Although this trend started in 1985 when defense spending began to decline, it became more significant in the 1990s under President Bill Clinton and a sustained period of reduced defense spending and such reductions continued very heavily by the Obama Administration from 2009 to 2016.
As a result the downsizing of the America’s military, which accelerated during the Obama Administration years, the American Legion stated that the U.S. military’s once-unrivaled technology edge is disappearing and that warning signs are everywhere.
Before leaving his post as Air Force chief of staff last year, Gen. Mark Welsh reported that China will soon field an air force “at least as big – if not bigger – than our air force” and that China is matching quantity with next-generation quality. China is developing and deploying “a number of new aircraft … completely new variants,” Welsh noted. “We are not keeping up with that kind of technology development.”
From policymakers: “Our technological superiority is slipping,” warns Deputy Secretary of Defense Robert Work, who has served under both President Barack Obama and President Donald Trump. “We see it every day.”
From our adversaries: Russia’s new electronic warfare capabilities can jam, scramble and blind U.S. assets. China’s cyber-siege of the United States is decimating industry, holding hostage the U.S. government and weakening U.S. defenses. Both Russia and China are catching up with the United States in stealth capabilities, networked warfare, power projection and precision missilery.
And from the frontlines, where U.S. soldiers, sailors, airmen and Marines are being forced to make the most of aging equipment: The Navy has been ordered to stretch the build time of new aircraft carriers from five to seven years. Short on ships, Marines are hitching a ride on allied vessels.

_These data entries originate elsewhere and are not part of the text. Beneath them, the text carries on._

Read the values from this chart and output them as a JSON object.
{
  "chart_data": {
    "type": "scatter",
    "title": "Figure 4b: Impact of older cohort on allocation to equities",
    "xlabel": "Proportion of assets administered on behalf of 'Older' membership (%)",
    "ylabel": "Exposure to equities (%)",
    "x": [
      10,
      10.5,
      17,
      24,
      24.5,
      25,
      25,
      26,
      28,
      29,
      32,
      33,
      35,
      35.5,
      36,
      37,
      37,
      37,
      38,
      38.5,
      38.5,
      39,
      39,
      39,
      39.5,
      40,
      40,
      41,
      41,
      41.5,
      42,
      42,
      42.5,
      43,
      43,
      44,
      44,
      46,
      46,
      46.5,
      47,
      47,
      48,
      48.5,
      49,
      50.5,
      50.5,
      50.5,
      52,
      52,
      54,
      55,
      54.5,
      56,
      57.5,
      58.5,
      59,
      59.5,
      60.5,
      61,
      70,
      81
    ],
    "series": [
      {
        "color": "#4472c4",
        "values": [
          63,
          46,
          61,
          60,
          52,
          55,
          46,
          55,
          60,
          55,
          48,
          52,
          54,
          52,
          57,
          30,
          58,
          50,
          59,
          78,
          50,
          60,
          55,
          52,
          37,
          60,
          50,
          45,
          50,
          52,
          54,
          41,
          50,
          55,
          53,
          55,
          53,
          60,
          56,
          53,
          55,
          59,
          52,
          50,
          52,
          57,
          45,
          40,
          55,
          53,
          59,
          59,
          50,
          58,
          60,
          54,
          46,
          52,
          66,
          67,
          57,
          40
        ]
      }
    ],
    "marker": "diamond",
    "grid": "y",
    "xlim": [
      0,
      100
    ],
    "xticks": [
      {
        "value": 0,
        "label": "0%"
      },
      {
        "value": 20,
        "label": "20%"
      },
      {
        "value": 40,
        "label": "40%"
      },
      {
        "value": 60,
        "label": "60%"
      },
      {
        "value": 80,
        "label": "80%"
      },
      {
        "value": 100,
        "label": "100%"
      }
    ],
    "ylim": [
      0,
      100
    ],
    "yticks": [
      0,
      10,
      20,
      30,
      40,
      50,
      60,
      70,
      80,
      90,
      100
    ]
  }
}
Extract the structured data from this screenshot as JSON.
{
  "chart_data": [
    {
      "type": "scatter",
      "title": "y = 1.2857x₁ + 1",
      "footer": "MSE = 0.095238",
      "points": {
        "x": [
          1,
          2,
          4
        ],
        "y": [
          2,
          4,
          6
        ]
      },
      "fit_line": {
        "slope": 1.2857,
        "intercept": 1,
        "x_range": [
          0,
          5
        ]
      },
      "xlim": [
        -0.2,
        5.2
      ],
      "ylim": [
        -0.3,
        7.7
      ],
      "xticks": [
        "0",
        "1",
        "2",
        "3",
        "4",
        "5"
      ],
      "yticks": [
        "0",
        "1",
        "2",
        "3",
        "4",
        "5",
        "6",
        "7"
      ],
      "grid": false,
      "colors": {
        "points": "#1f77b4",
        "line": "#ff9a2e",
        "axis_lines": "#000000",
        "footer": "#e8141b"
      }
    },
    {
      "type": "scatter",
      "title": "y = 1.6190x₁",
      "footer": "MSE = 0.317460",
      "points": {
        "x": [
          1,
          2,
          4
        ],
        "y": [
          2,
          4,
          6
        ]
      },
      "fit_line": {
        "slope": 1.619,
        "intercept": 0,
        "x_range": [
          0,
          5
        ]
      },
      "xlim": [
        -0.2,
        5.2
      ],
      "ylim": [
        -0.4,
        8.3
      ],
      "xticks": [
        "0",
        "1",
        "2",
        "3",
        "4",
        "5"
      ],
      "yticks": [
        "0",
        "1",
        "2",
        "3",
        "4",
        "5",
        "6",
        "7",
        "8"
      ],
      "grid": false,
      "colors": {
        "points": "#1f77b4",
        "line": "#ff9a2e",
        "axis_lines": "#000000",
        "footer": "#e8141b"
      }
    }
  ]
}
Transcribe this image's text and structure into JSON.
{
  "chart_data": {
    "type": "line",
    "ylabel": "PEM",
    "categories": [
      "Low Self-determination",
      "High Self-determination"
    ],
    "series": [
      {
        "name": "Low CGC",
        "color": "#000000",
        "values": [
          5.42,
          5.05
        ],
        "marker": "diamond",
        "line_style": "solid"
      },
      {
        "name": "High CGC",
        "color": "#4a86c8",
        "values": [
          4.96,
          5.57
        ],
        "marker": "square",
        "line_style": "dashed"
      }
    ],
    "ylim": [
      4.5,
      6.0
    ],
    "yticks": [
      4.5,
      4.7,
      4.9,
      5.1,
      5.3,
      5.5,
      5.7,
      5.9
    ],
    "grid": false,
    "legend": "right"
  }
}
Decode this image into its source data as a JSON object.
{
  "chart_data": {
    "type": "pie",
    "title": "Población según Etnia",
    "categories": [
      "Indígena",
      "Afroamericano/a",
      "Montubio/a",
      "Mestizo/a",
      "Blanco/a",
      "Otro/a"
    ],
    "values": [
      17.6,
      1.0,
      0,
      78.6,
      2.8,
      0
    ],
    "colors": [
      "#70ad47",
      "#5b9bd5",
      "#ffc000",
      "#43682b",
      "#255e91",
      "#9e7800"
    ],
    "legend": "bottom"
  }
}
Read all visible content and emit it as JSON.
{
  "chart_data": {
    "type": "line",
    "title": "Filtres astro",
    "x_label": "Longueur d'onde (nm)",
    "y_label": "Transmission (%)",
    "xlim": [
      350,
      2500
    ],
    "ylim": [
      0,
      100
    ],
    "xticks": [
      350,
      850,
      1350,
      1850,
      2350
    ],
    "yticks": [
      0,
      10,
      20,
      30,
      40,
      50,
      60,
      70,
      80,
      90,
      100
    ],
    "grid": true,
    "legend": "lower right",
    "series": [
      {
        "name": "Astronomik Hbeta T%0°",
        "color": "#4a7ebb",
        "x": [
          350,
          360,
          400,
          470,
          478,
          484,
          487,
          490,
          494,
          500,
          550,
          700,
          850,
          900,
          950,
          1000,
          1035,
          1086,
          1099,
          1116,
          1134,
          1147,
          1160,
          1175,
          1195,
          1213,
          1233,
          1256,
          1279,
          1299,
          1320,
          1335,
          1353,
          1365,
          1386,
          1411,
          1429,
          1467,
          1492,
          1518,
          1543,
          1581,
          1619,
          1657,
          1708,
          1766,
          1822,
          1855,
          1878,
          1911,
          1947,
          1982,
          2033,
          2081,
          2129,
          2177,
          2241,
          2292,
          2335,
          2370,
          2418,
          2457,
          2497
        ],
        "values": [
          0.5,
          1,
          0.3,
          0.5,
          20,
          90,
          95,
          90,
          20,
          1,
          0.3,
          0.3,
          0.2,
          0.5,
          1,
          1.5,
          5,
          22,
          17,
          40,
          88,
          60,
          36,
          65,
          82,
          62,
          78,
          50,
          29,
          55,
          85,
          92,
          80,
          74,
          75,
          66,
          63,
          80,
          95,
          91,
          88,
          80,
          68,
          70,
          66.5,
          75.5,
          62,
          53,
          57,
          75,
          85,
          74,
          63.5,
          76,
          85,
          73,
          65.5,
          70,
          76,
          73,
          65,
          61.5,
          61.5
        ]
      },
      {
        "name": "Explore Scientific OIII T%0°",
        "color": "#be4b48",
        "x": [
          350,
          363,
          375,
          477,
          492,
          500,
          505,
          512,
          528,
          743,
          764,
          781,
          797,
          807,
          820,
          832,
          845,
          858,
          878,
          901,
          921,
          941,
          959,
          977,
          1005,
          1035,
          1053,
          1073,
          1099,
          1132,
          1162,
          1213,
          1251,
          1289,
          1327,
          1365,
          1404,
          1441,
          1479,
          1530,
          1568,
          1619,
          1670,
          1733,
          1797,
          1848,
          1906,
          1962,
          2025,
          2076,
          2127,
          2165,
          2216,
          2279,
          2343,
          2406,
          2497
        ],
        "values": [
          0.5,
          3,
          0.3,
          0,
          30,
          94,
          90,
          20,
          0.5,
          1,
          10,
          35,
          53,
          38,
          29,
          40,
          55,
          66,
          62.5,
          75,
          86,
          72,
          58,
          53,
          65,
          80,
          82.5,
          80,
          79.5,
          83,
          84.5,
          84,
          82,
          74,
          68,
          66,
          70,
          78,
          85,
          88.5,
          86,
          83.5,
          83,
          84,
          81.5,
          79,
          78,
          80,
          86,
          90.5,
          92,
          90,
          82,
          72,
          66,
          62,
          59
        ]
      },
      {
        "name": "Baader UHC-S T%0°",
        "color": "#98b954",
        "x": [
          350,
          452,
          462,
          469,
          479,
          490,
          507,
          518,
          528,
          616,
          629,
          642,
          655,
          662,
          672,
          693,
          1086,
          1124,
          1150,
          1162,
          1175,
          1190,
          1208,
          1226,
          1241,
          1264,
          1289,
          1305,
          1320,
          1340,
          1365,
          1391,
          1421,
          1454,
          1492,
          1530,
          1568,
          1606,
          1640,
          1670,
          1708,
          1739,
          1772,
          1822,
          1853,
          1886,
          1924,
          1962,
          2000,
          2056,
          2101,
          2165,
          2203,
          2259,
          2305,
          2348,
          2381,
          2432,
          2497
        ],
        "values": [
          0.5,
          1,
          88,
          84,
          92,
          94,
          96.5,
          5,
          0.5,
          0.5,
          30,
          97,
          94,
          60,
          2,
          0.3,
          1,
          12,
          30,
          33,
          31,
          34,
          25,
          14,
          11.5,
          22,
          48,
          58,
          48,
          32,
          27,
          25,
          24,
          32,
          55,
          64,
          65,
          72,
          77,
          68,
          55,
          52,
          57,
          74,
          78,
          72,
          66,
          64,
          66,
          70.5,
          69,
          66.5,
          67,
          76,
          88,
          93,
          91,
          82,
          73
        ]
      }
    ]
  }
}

The Lexington Institute’s Loren Thompson warns, “To say the Army isn’t ready for what lies ahead is an understatement: if it got in a fight with Russian troops in Ukraine, Poland or the Baltic states, the Army could quickly see all of its key targeting and communications systems shut down by enemy jammers.”
The Lexington Institute adds, “When the Cold War ended, the Defense Department terminated production of the B-2 and ceased development of new bombers for the first time since the 1920s.” Thanks to this bomber-building holiday, America’s bomber force comprises just 76 B-52s (the “newest” of which was built in 1961), 63 B-1s (brought into service in 1986) and 20 B-2s (the first rolled off assembly lines in 1988). Initial operational capability of the yet-to-be-built B-21 Long Range Strike Bomber will not come until 2025.
Why is this happening? It’s not because the United States suddenly became less technologically capable than China and Russia. The reason the military-technology gap is closing is threefold.
First, since Sept. 11, 2001, the U.S. military has been focused on dismantling terrorist networks and clearing the spawning grounds of terrorism – and understandably so. But this has expended resources that otherwise would have been allocated toward new technologies and new weapons systems.
China and Russia have not been standing still. Instead, they “have gone to school on us,” in Work’s words, and invested their resources into fielding 21st-century militaries.
Second, while Washington has been cutting defense spending, China and Russia have been increasing defense spending.
Between 2011 and 2015, Beijing increased military spending 55.7 percent. Last year, Beijing increased military spending another 7 percent. Between 2010 and 2020, it’s expected that Beijing will double its military outlays. Moscow increased military spending 108 percent between 2004 and 2013; Moscow’s 2015 military outlays were 26 percent larger than in 2014.
All the while, U.S. defense spending has been falling. The U.S defense budget – in a time of war and growing international instability – has fallen 15 percent since 2010. The U.S. defense budget has shrunk from 4.6 percent of GDP in 2009, to around 3 percent of GDP today.
“It’s well known that President George Washington advocated military preparedness to deter America’s enemies and preserve America’s independence. “There is nothing so likely to produce peace,” he counseled, “as to be well prepared to meet an enemy”, said Dowd.
Dowd continued and said, “Less well known is something Washington said about maintaining a strong defense industry: “A free people ought not only to be armed, but disciplined,” he declared. “Their safety and interest require that they should promote such manufactories as tend to render them independent on others for essential, particularly for military, supplies.”
“It’s time, again, to heed Washington’s timeless counsel.”